J’ai beaucoup appris sur l’histoire du Maroc et sur sa culture. J’ai découvert l’écrivaine Leïla Slimani qui a une histoire un peu similaire à la mienne avec sa double nationalité, française et marocaine. J’ai aussi vu beaucoup de films, dont Haut et Fort de Nabil Ayouch qui parle d’un centre social dans la banlieue de Casablanca.

Après cette « crise identitaire », j’ai continué à me rapprocher de ses origines. J’ai même pu faire un stage à l’Institut du monde arabe à Paris, un lieu de culture dédié au monde arabophone. Une vraie chance pour moi. Au fil de mes rencontres, je me suis construit un cercle de proches liés au Maroc.

Plusieurs fois, mes amis m’ont proposé d’y aller mais je n’y arrivais pas. J’avais un blocage. C’était étrange pour moi d’aller dans un pays où je sais que la famille de mon père ne veut pas me voir. J’ai besoin de vivre seul ce moment et aujourd’hui, pour la première fois, je me sens enfin prêt à franchir le pas. Ce voyage sera un moment crucial de ma vie, peut-être même le plus important.
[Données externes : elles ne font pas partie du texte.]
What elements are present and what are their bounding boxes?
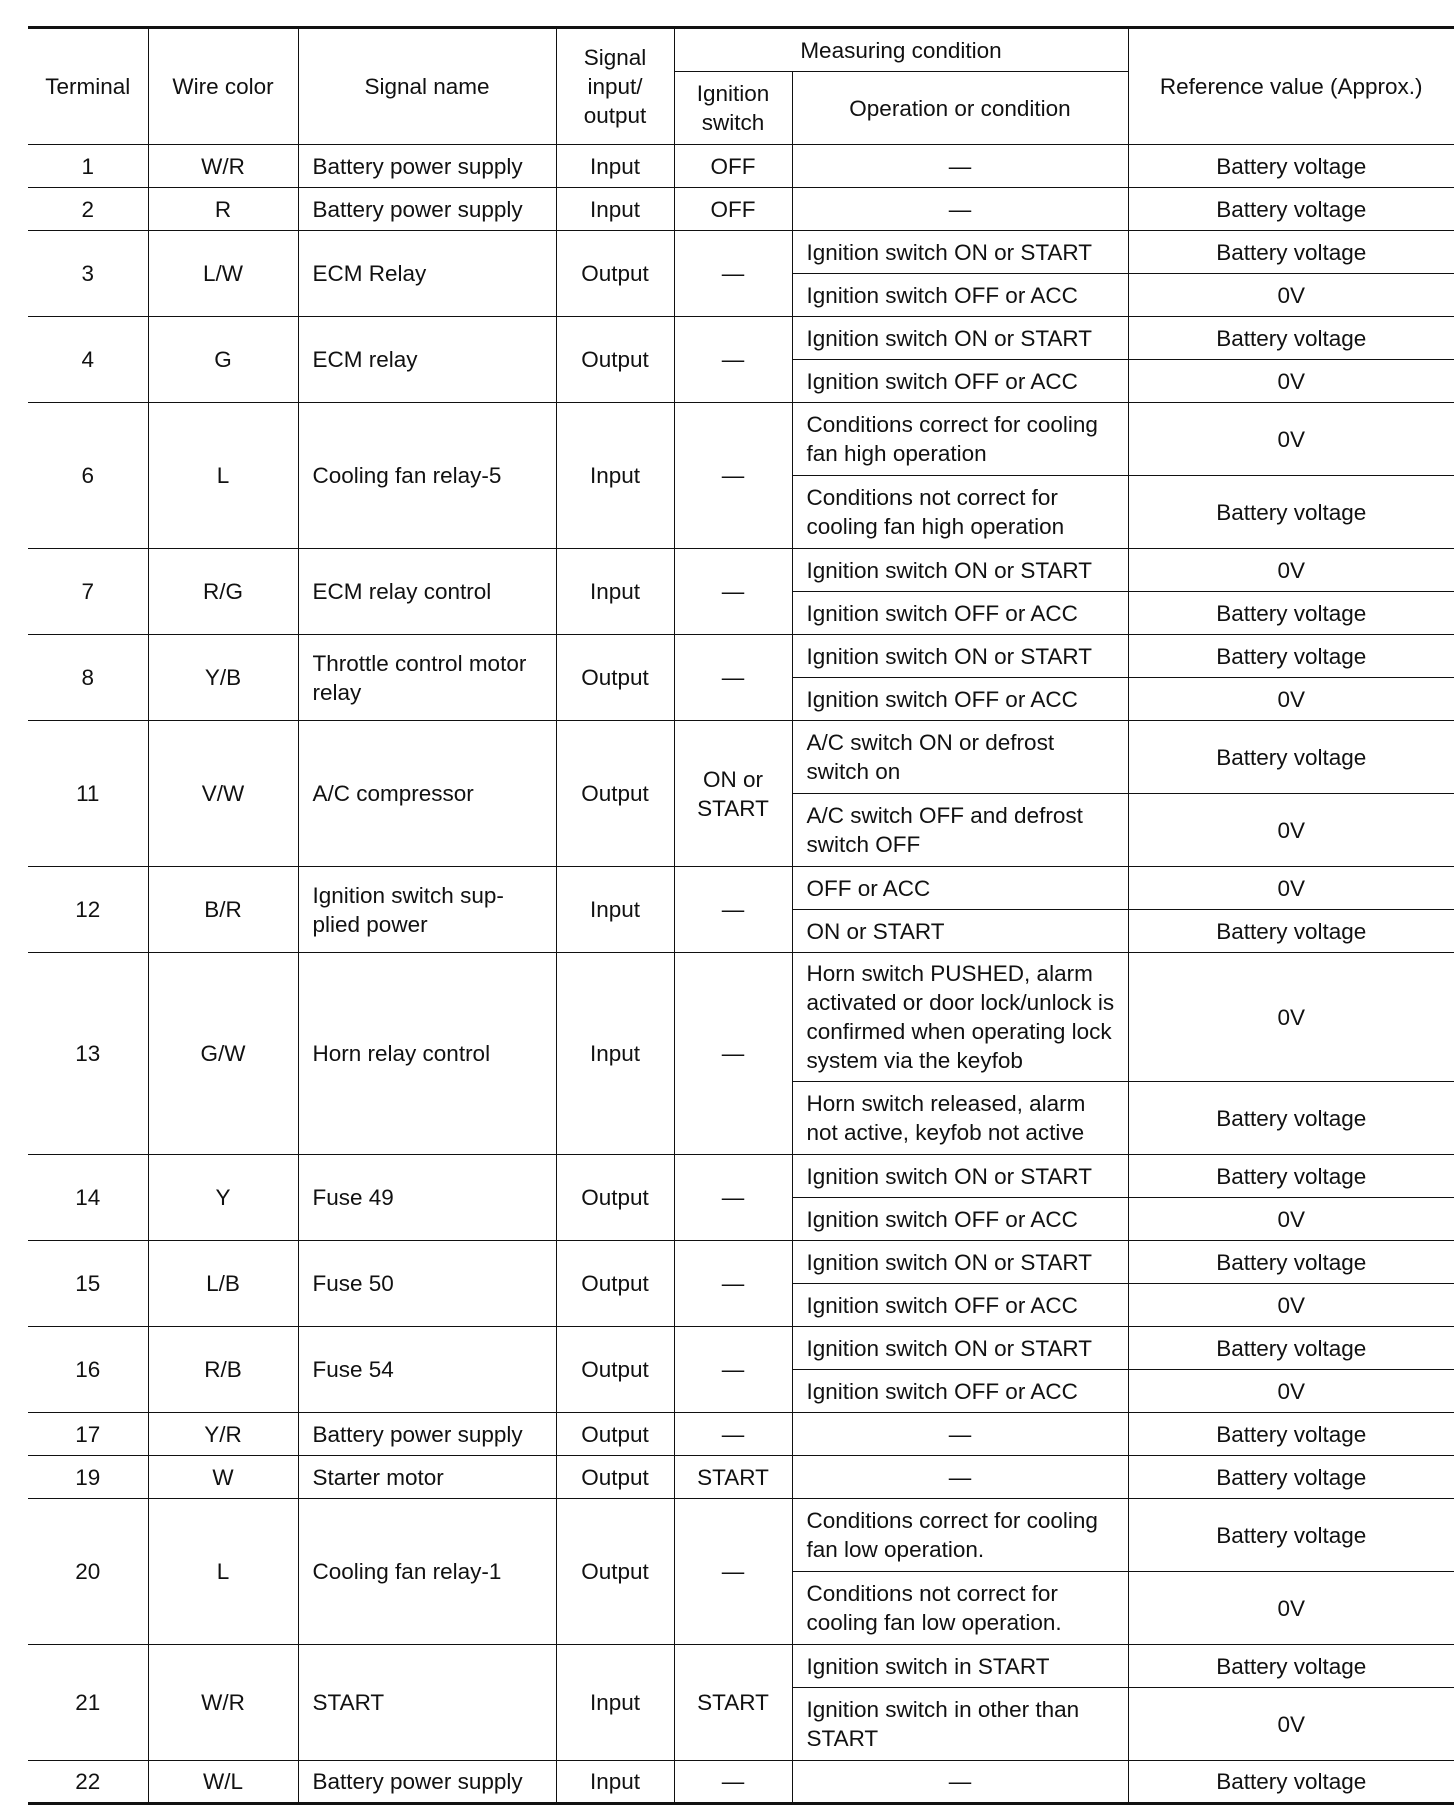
terminal-cell: 8	[28, 635, 148, 721]
reference-value-cell: 0V	[1128, 360, 1454, 403]
table-row	[28, 1413, 1454, 1456]
ignition-switch-cell: START	[674, 1645, 792, 1761]
table-row	[28, 403, 1454, 476]
table-row	[28, 1456, 1454, 1499]
reference-value-cell: Battery voltage	[1128, 188, 1454, 231]
signal-name-cell: Starter motor	[298, 1456, 556, 1499]
ignition-switch-cell: —	[674, 1761, 792, 1804]
terminal-cell: 4	[28, 317, 148, 403]
table-row	[28, 145, 1454, 188]
signal-io-cell: Input	[556, 188, 674, 231]
signal-name-cell: ECM Relay	[298, 231, 556, 317]
ignition-switch-cell: —	[674, 403, 792, 549]
operation-condition-cell: A/C switch OFF and defrost switch OFF	[792, 794, 1128, 867]
operation-condition-cell: Ignition switch OFF or ACC	[792, 274, 1128, 317]
signal-io-cell: Output	[556, 1241, 674, 1327]
reference-value-cell: 0V	[1128, 274, 1454, 317]
wire-color-cell: B/R	[148, 867, 298, 953]
signal-name-cell: A/C compressor	[298, 721, 556, 867]
terminal-cell: 14	[28, 1155, 148, 1241]
signal-io-cell: Output	[556, 1155, 674, 1241]
reference-value-cell: 0V	[1128, 1688, 1454, 1761]
wire-color-cell: R/G	[148, 549, 298, 635]
reference-value-cell: 0V	[1128, 1572, 1454, 1645]
signal-name-cell: Battery power supply	[298, 188, 556, 231]
wire-color-cell: W/L	[148, 1761, 298, 1804]
operation-condition-cell: —	[792, 145, 1128, 188]
ignition-switch-cell: —	[674, 1155, 792, 1241]
reference-value-cell: 0V	[1128, 1370, 1454, 1413]
terminal-cell: 11	[28, 721, 148, 867]
reference-value-cell: Battery voltage	[1128, 1645, 1454, 1688]
reference-value-cell: 0V	[1128, 794, 1454, 867]
operation-condition-cell: —	[792, 1456, 1128, 1499]
terminal-cell: 13	[28, 953, 148, 1155]
operation-condition-cell: —	[792, 1413, 1128, 1456]
signal-io-cell: Input	[556, 1645, 674, 1761]
operation-condition-cell: Ignition switch ON or START	[792, 1241, 1128, 1284]
terminal-cell: 19	[28, 1456, 148, 1499]
wire-color-cell: W/R	[148, 1645, 298, 1761]
header-measuring-condition: Measuring condition	[674, 28, 1128, 72]
signal-io-cell: Output	[556, 1413, 674, 1456]
table-row	[28, 1155, 1454, 1198]
operation-condition-cell: Ignition switch OFF or ACC	[792, 360, 1128, 403]
terminal-cell: 17	[28, 1413, 148, 1456]
operation-condition-cell: Conditions not correct for cooling fan low operation.	[792, 1572, 1128, 1645]
signal-io-cell: Output	[556, 317, 674, 403]
operation-condition-cell: —	[792, 1761, 1128, 1804]
reference-value-cell: Battery voltage	[1128, 1499, 1454, 1572]
ignition-switch-cell: OFF	[674, 188, 792, 231]
header-reference-value: Reference value (Approx.)	[1128, 28, 1454, 145]
signal-io-cell: Output	[556, 1499, 674, 1645]
table-row	[28, 953, 1454, 1082]
terminal-cell: 1	[28, 145, 148, 188]
wire-color-cell: G/W	[148, 953, 298, 1155]
reference-value-cell: Battery voltage	[1128, 1082, 1454, 1155]
terminal-cell: 16	[28, 1327, 148, 1413]
signal-name-cell: Cooling fan relay-1	[298, 1499, 556, 1645]
terminal-reference-sheet	[28, 26, 1454, 1805]
reference-value-cell: Battery voltage	[1128, 1761, 1454, 1804]
operation-condition-cell: Ignition switch ON or START	[792, 231, 1128, 274]
operation-condition-cell: Ignition switch OFF or ACC	[792, 1370, 1128, 1413]
reference-value-cell: Battery voltage	[1128, 910, 1454, 953]
operation-condition-cell: Ignition switch in other than START	[792, 1688, 1128, 1761]
table-row	[28, 188, 1454, 231]
signal-io-cell: Output	[556, 1456, 674, 1499]
header-signal-name: Signal name	[298, 28, 556, 145]
operation-condition-cell: Horn switch released, alarm not active, keyfob not active	[792, 1082, 1128, 1155]
ignition-switch-cell: —	[674, 953, 792, 1155]
operation-condition-cell: Ignition switch OFF or ACC	[792, 592, 1128, 635]
operation-condition-cell: Ignition switch OFF or ACC	[792, 1284, 1128, 1327]
reference-value-cell: 0V	[1128, 1198, 1454, 1241]
terminal-cell: 2	[28, 188, 148, 231]
terminal-table	[28, 26, 1454, 1805]
table-row	[28, 635, 1454, 678]
operation-condition-cell: Ignition switch ON or START	[792, 317, 1128, 360]
signal-name-cell: Horn relay control	[298, 953, 556, 1155]
ignition-switch-cell: START	[674, 1456, 792, 1499]
wire-color-cell: G	[148, 317, 298, 403]
operation-condition-cell: Conditions correct for cooling fan high operation	[792, 403, 1128, 476]
reference-value-cell: Battery voltage	[1128, 721, 1454, 794]
operation-condition-cell: Ignition switch OFF or ACC	[792, 678, 1128, 721]
signal-io-cell: Output	[556, 635, 674, 721]
terminal-cell: 7	[28, 549, 148, 635]
header-signal-io: Signal input/ output	[556, 28, 674, 145]
reference-value-cell: 0V	[1128, 953, 1454, 1082]
table-row	[28, 1499, 1454, 1572]
reference-value-cell: Battery voltage	[1128, 145, 1454, 188]
signal-io-cell: Output	[556, 231, 674, 317]
operation-condition-cell: Ignition switch in START	[792, 1645, 1128, 1688]
ignition-switch-cell: —	[674, 549, 792, 635]
table-row	[28, 1761, 1454, 1804]
reference-value-cell: 0V	[1128, 678, 1454, 721]
table-row	[28, 231, 1454, 274]
ignition-switch-cell: —	[674, 867, 792, 953]
operation-condition-cell: —	[792, 188, 1128, 231]
signal-io-cell: Input	[556, 549, 674, 635]
signal-io-cell: Input	[556, 1761, 674, 1804]
operation-condition-cell: Conditions not correct for cooling fan high operation	[792, 476, 1128, 549]
terminal-cell: 12	[28, 867, 148, 953]
table-header	[28, 28, 1454, 145]
signal-name-cell: Fuse 50	[298, 1241, 556, 1327]
signal-io-cell: Input	[556, 145, 674, 188]
operation-condition-cell: Ignition switch ON or START	[792, 549, 1128, 592]
wire-color-cell: L/B	[148, 1241, 298, 1327]
terminal-cell: 15	[28, 1241, 148, 1327]
signal-io-cell: Output	[556, 721, 674, 867]
table-row	[28, 721, 1454, 794]
table-row	[28, 1241, 1454, 1284]
ignition-switch-cell: —	[674, 231, 792, 317]
header-wire-color: Wire color	[148, 28, 298, 145]
signal-name-cell: Battery power supply	[298, 1761, 556, 1804]
terminal-cell: 21	[28, 1645, 148, 1761]
ignition-switch-cell: —	[674, 1241, 792, 1327]
signal-name-cell: Cooling fan relay-5	[298, 403, 556, 549]
signal-name-cell: Battery power supply	[298, 1413, 556, 1456]
table-row	[28, 549, 1454, 592]
wire-color-cell: W	[148, 1456, 298, 1499]
table-row	[28, 867, 1454, 910]
operation-condition-cell: OFF or ACC	[792, 867, 1128, 910]
signal-io-cell: Input	[556, 953, 674, 1155]
terminal-cell: 3	[28, 231, 148, 317]
signal-name-cell: ECM relay	[298, 317, 556, 403]
signal-io-cell: Input	[556, 867, 674, 953]
reference-value-cell: Battery voltage	[1128, 592, 1454, 635]
reference-value-cell: Battery voltage	[1128, 476, 1454, 549]
operation-condition-cell: A/C switch ON or defrost switch on	[792, 721, 1128, 794]
table-body	[28, 145, 1454, 1804]
reference-value-cell: Battery voltage	[1128, 317, 1454, 360]
reference-value-cell: 0V	[1128, 1284, 1454, 1327]
signal-io-cell: Input	[556, 403, 674, 549]
ignition-switch-cell: ON or START	[674, 721, 792, 867]
table-row	[28, 1327, 1454, 1370]
operation-condition-cell: Ignition switch ON or START	[792, 1327, 1128, 1370]
wire-color-cell: V/W	[148, 721, 298, 867]
signal-io-cell: Output	[556, 1327, 674, 1413]
header-ignition-switch: Ignition switch	[674, 72, 792, 145]
wire-color-cell: Y	[148, 1155, 298, 1241]
wire-color-cell: R	[148, 188, 298, 231]
wire-color-cell: R/B	[148, 1327, 298, 1413]
wire-color-cell: Y/R	[148, 1413, 298, 1456]
operation-condition-cell: Ignition switch OFF or ACC	[792, 1198, 1128, 1241]
signal-name-cell: Ignition switch sup-plied power	[298, 867, 556, 953]
operation-condition-cell: ON or START	[792, 910, 1128, 953]
signal-name-cell: Fuse 49	[298, 1155, 556, 1241]
wire-color-cell: L/W	[148, 231, 298, 317]
reference-value-cell: Battery voltage	[1128, 231, 1454, 274]
reference-value-cell: Battery voltage	[1128, 635, 1454, 678]
reference-value-cell: 0V	[1128, 867, 1454, 910]
ignition-switch-cell: —	[674, 635, 792, 721]
terminal-cell: 20	[28, 1499, 148, 1645]
header-terminal: Terminal	[28, 28, 148, 145]
operation-condition-cell: Ignition switch ON or START	[792, 635, 1128, 678]
reference-value-cell: Battery voltage	[1128, 1241, 1454, 1284]
terminal-cell: 22	[28, 1761, 148, 1804]
wire-color-cell: W/R	[148, 145, 298, 188]
ignition-switch-cell: —	[674, 1413, 792, 1456]
reference-value-cell: Battery voltage	[1128, 1413, 1454, 1456]
operation-condition-cell: Horn switch PUSHED, alarm activated or door lock/unlock is confirmed when operating lock system via the keyfob	[792, 953, 1128, 1082]
wire-color-cell: L	[148, 1499, 298, 1645]
operation-condition-cell: Conditions correct for cooling fan low operation.	[792, 1499, 1128, 1572]
table-row	[28, 317, 1454, 360]
signal-name-cell: ECM relay control	[298, 549, 556, 635]
reference-value-cell: 0V	[1128, 403, 1454, 476]
signal-name-cell: Battery power supply	[298, 145, 556, 188]
terminal-cell: 6	[28, 403, 148, 549]
reference-value-cell: 0V	[1128, 549, 1454, 592]
header-operation-condition: Operation or condition	[792, 72, 1128, 145]
wire-color-cell: L	[148, 403, 298, 549]
reference-value-cell: Battery voltage	[1128, 1155, 1454, 1198]
table-row	[28, 1645, 1454, 1688]
signal-name-cell: Throttle control motor relay	[298, 635, 556, 721]
wire-color-cell: Y/B	[148, 635, 298, 721]
signal-name-cell: START	[298, 1645, 556, 1761]
reference-value-cell: Battery voltage	[1128, 1327, 1454, 1370]
signal-name-cell: Fuse 54	[298, 1327, 556, 1413]
ignition-switch-cell: OFF	[674, 145, 792, 188]
ignition-switch-cell: —	[674, 1499, 792, 1645]
operation-condition-cell: Ignition switch ON or START	[792, 1155, 1128, 1198]
ignition-switch-cell: —	[674, 1327, 792, 1413]
reference-value-cell: Battery voltage	[1128, 1456, 1454, 1499]
ignition-switch-cell: —	[674, 317, 792, 403]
Du côté de mon père, je sais qu’il ne reviendra pas. J’ai encore de la rancœur pour ses mensonges mais, aujourd’hui, je me suis fait une raison. Je ne suis plus naïf. J’ai tout de même beaucoup de questions. Sur ses parents, la région d’où il vient, sur sa vie… J’ai besoin de réponses avant qu’il ne soit trop tard.